Na veel geleerd te hebben over de historie van Cambodja werd het tijd om verder te gaan en me weer op leuke dingen te richten. Ik besloot naar het zuiden te gaan, naar Kampot, een kleine stad die vooral bekend staat om de Kampot pepers. Er was eigenlijk niet heel veel te doen, maar het was lekker weer en het hostel had een zwembad, dus ik besloot buiten een paar boottochtjes vooral aan het zwembad te liggen. Ik nam de nachtbus richting Siem Reap om daar Angkor Wat te gaan bezoeken.
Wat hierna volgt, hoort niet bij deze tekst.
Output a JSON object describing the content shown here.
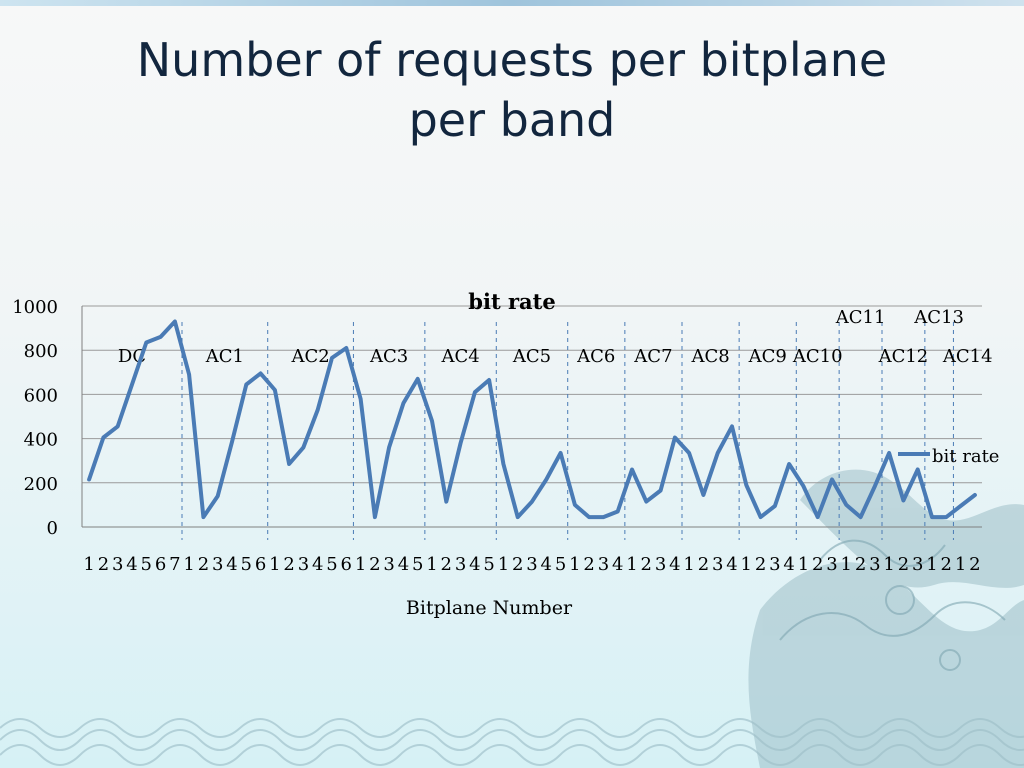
{
  "slide": {
    "title_line1": "Number of requests per bitplane",
    "title_line2": "per band"
  },
  "chart_data": {
    "type": "line",
    "title": "bit rate",
    "xlabel": "Bitplane Number",
    "ylabel": "",
    "ylim": [
      0,
      1000
    ],
    "yticks": [
      0,
      200,
      400,
      600,
      800,
      1000
    ],
    "grid": true,
    "legend": "right",
    "line_color": "#4a7bb5",
    "categories": [
      "1",
      "2",
      "3",
      "4",
      "5",
      "6",
      "7",
      "1",
      "2",
      "3",
      "4",
      "5",
      "6",
      "1",
      "2",
      "3",
      "4",
      "5",
      "6",
      "1",
      "2",
      "3",
      "4",
      "5",
      "1",
      "2",
      "3",
      "4",
      "5",
      "1",
      "2",
      "3",
      "4",
      "5",
      "1",
      "2",
      "3",
      "4",
      "1",
      "2",
      "3",
      "4",
      "1",
      "2",
      "3",
      "4",
      "1",
      "2",
      "3",
      "4",
      "1",
      "2",
      "3",
      "1",
      "2",
      "3",
      "1",
      "2",
      "3",
      "1",
      "2",
      "1",
      "2"
    ],
    "series": [
      {
        "name": "bit rate",
        "values": [
          215,
          405,
          455,
          645,
          835,
          860,
          930,
          690,
          45,
          140,
          385,
          645,
          695,
          620,
          285,
          360,
          530,
          765,
          810,
          580,
          45,
          360,
          560,
          670,
          480,
          115,
          380,
          610,
          665,
          285,
          45,
          115,
          215,
          335,
          100,
          45,
          45,
          70,
          260,
          115,
          165,
          405,
          335,
          145,
          335,
          455,
          190,
          45,
          95,
          285,
          185,
          45,
          215,
          100,
          45,
          185,
          335,
          120,
          260,
          45,
          45,
          95,
          145
        ]
      }
    ],
    "band_separators_after_index": [
      6,
      12,
      18,
      23,
      28,
      33,
      37,
      41,
      45,
      49,
      52,
      55,
      58,
      60
    ],
    "bands": [
      "DC",
      "AC1",
      "AC2",
      "AC3",
      "AC4",
      "AC5",
      "AC6",
      "AC7",
      "AC8",
      "AC9",
      "AC10",
      "AC11",
      "AC12",
      "AC13",
      "AC14"
    ]
  }
}
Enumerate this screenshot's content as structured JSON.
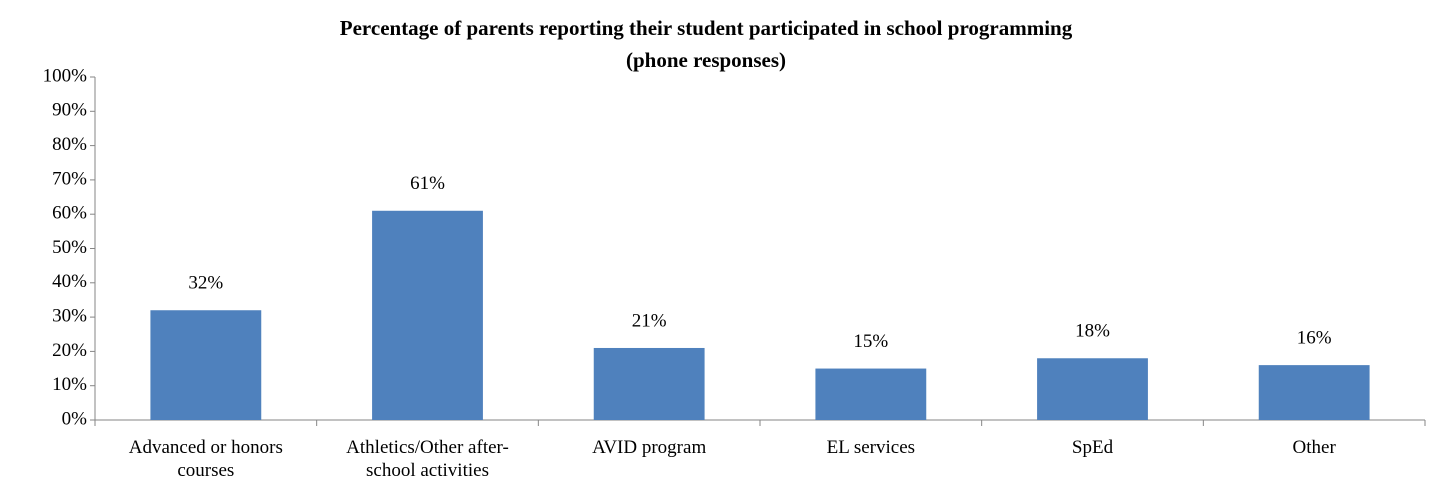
{
  "chart_data": {
    "type": "bar",
    "title": [
      "Percentage of parents reporting their student participated in school programming",
      "(phone responses)"
    ],
    "categories": [
      "Advanced or honors courses",
      "Athletics/Other after-school activities",
      "AVID program",
      "EL services",
      "SpEd",
      "Other"
    ],
    "values": [
      32,
      61,
      21,
      15,
      18,
      16
    ],
    "value_labels": [
      "32%",
      "61%",
      "21%",
      "15%",
      "18%",
      "16%"
    ],
    "color": "#4f81bd",
    "ylim": [
      0,
      100
    ],
    "yticks": [
      {
        "value": 0,
        "label": "0%"
      },
      {
        "value": 10,
        "label": "10%"
      },
      {
        "value": 20,
        "label": "20%"
      },
      {
        "value": 30,
        "label": "30%"
      },
      {
        "value": 40,
        "label": "40%"
      },
      {
        "value": 50,
        "label": "50%"
      },
      {
        "value": 60,
        "label": "60%"
      },
      {
        "value": 70,
        "label": "70%"
      },
      {
        "value": 80,
        "label": "80%"
      },
      {
        "value": 90,
        "label": "90%"
      },
      {
        "value": 100,
        "label": "100%"
      }
    ],
    "grid": false
  }
}
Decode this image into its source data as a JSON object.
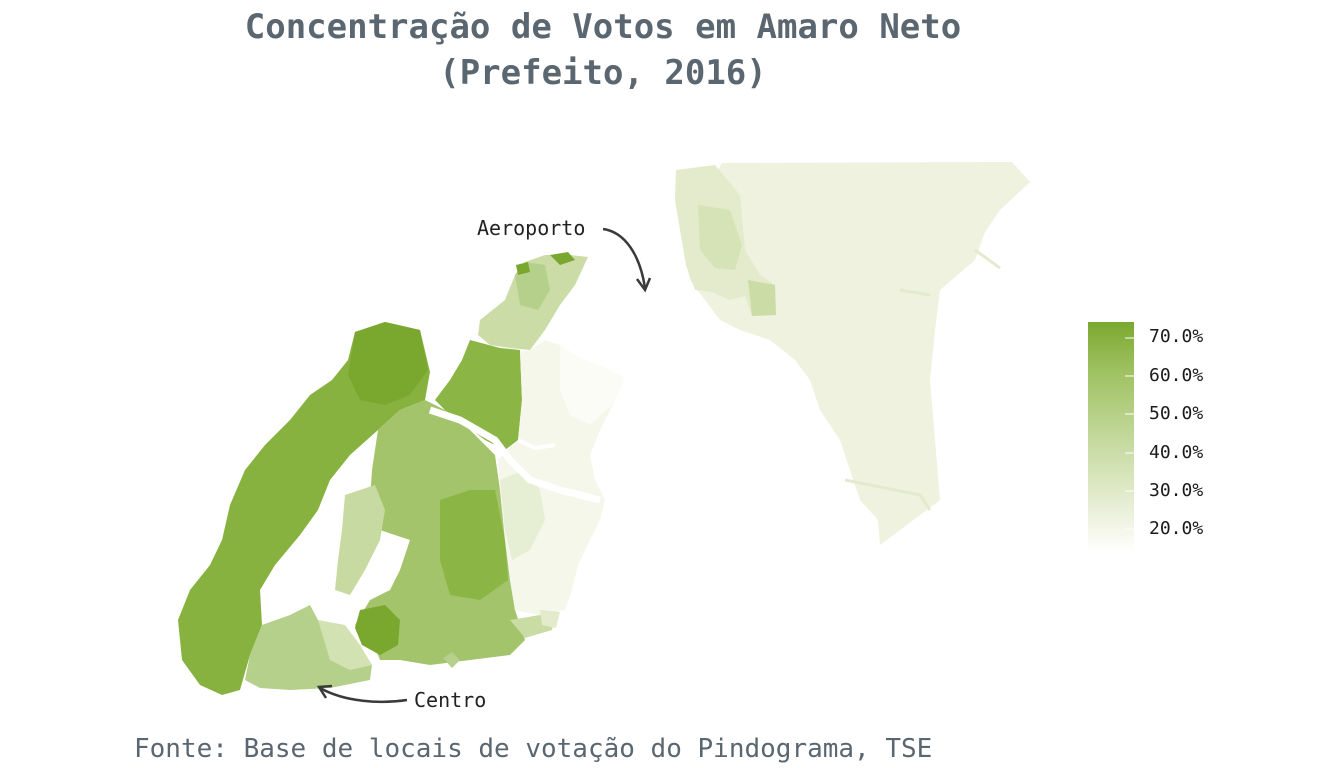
{
  "title": {
    "line1": "Concentração de Votos em Amaro Neto",
    "line2": "(Prefeito, 2016)"
  },
  "caption": "Fonte: Base de locais de votação do Pindograma, TSE",
  "annotations": {
    "airport": "Aeroporto",
    "center": "Centro"
  },
  "legend": {
    "labels": [
      "70.0%",
      "60.0%",
      "50.0%",
      "40.0%",
      "30.0%",
      "20.0%"
    ],
    "color_low": "#ffffff",
    "color_high": "#7aa82f"
  },
  "colors": {
    "title": "#5b6770",
    "dark_green": "#7aa82f",
    "mid_green": "#a3c46a",
    "light_green": "#c9dca4",
    "pale": "#eef2df",
    "lightest": "#f7f9f1",
    "arrow": "#3a3a3a"
  }
}
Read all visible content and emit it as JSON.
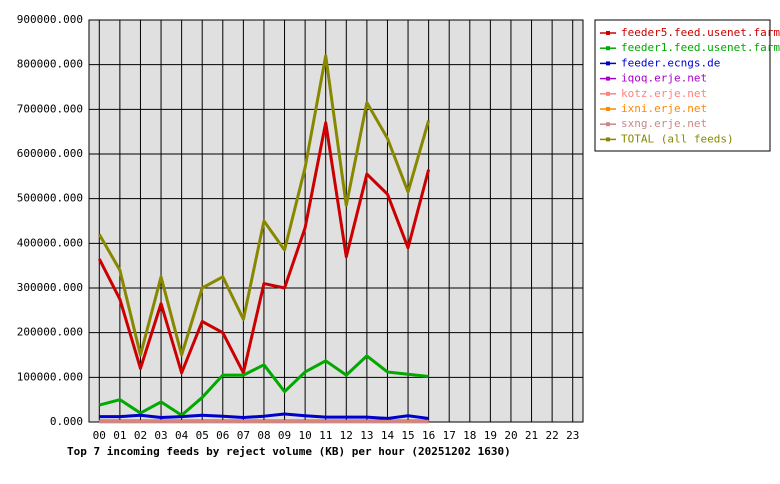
{
  "chart_data": {
    "type": "line",
    "title": "Top 7 incoming feeds by reject volume (KB) per hour (20251202 1630)",
    "categories": [
      "00",
      "01",
      "02",
      "03",
      "04",
      "05",
      "06",
      "07",
      "08",
      "09",
      "10",
      "11",
      "12",
      "13",
      "14",
      "15",
      "16",
      "17",
      "18",
      "19",
      "20",
      "21",
      "22",
      "23"
    ],
    "ylim": [
      0,
      900000
    ],
    "yticks": [
      {
        "value": 0,
        "label": "0.000"
      },
      {
        "value": 100000,
        "label": "100000.000"
      },
      {
        "value": 200000,
        "label": "200000.000"
      },
      {
        "value": 300000,
        "label": "300000.000"
      },
      {
        "value": 400000,
        "label": "400000.000"
      },
      {
        "value": 500000,
        "label": "500000.000"
      },
      {
        "value": 600000,
        "label": "600000.000"
      },
      {
        "value": 700000,
        "label": "700000.000"
      },
      {
        "value": 800000,
        "label": "800000.000"
      },
      {
        "value": 900000,
        "label": "900000.000"
      }
    ],
    "grid": true,
    "legend": "right",
    "series": [
      {
        "name": "feeder5.feed.usenet.farm",
        "color": "#cc0000",
        "values": [
          365000,
          275000,
          120000,
          265000,
          110000,
          225000,
          200000,
          110000,
          310000,
          300000,
          435000,
          670000,
          370000,
          555000,
          510000,
          390000,
          565000,
          null,
          null,
          null,
          null,
          null,
          null,
          null
        ]
      },
      {
        "name": "feeder1.feed.usenet.farm",
        "color": "#00aa00",
        "values": [
          38000,
          50000,
          20000,
          45000,
          15000,
          55000,
          105000,
          105000,
          128000,
          68000,
          112000,
          137000,
          105000,
          148000,
          112000,
          107000,
          102000,
          null,
          null,
          null,
          null,
          null,
          null,
          null
        ]
      },
      {
        "name": "feeder.ecngs.de",
        "color": "#0000cc",
        "values": [
          12000,
          12000,
          15000,
          10000,
          12000,
          15000,
          13000,
          10000,
          13000,
          18000,
          14000,
          11000,
          11000,
          11000,
          8000,
          14000,
          8000,
          null,
          null,
          null,
          null,
          null,
          null,
          null
        ]
      },
      {
        "name": "iqoq.erje.net",
        "color": "#aa00cc",
        "values": [
          2000,
          2000,
          2000,
          2000,
          2000,
          2000,
          2000,
          2000,
          2000,
          2000,
          2000,
          2000,
          2000,
          2000,
          2000,
          2000,
          2000,
          null,
          null,
          null,
          null,
          null,
          null,
          null
        ]
      },
      {
        "name": "kotz.erje.net",
        "color": "#ff8080",
        "values": [
          1000,
          1000,
          1000,
          1000,
          1000,
          1000,
          1000,
          1000,
          1000,
          1000,
          1000,
          1000,
          1000,
          1000,
          1000,
          1000,
          1000,
          null,
          null,
          null,
          null,
          null,
          null,
          null
        ]
      },
      {
        "name": "ixni.erje.net",
        "color": "#ff8800",
        "values": [
          500,
          500,
          500,
          500,
          500,
          500,
          500,
          500,
          500,
          500,
          500,
          500,
          500,
          500,
          500,
          500,
          500,
          null,
          null,
          null,
          null,
          null,
          null,
          null
        ]
      },
      {
        "name": "sxng.erje.net",
        "color": "#cc8888",
        "values": [
          500,
          500,
          500,
          500,
          500,
          500,
          500,
          500,
          500,
          500,
          500,
          500,
          500,
          500,
          500,
          500,
          500,
          null,
          null,
          null,
          null,
          null,
          null,
          null
        ]
      },
      {
        "name": "TOTAL (all feeds)",
        "color": "#888800",
        "values": [
          420000,
          340000,
          150000,
          325000,
          150000,
          300000,
          325000,
          230000,
          450000,
          385000,
          570000,
          820000,
          485000,
          715000,
          635000,
          515000,
          675000,
          null,
          null,
          null,
          null,
          null,
          null,
          null
        ]
      }
    ]
  }
}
Angkor Wat is een wereldberoemde tempel, maar het kan eigenlijk meer gezien worden als een gebied met meerdere tempels. Het is naar verluidt het grootste religieuze monument ter wereld en is ongeveer 160 hectares groot. De belangrijkste tempel is echter Angkor Wat zelf en ik moet zeggen dat het een indrukwekkend bouwwerk is, dat ondanks dat het gebouwd werd in de 12e eeuw toch in goede staat is. Dit is natuurlijk niet vreemd omdat het de grootste toeristische trekpleister van Cambodja is. Veel van de muren zijn voorzien van Hindoe verhalen en de tempel heeft erg kenmerkende torens die mij meteen deden denken aan de Disney film Jungle book, waarin ze een soortgelijke tempel afbeelden. Ik zal mijn verhaal van vandaag uiteraard nog ondersteunen met een foto album. Na een paar dagen in Siem Reap werd het tijd om Cambodja te verlaten en dus nam ik de bus naar Bangkok in Thailand, maar hierover en het restant van mijn trip door Azië zal ik de volgende keer over schrijven.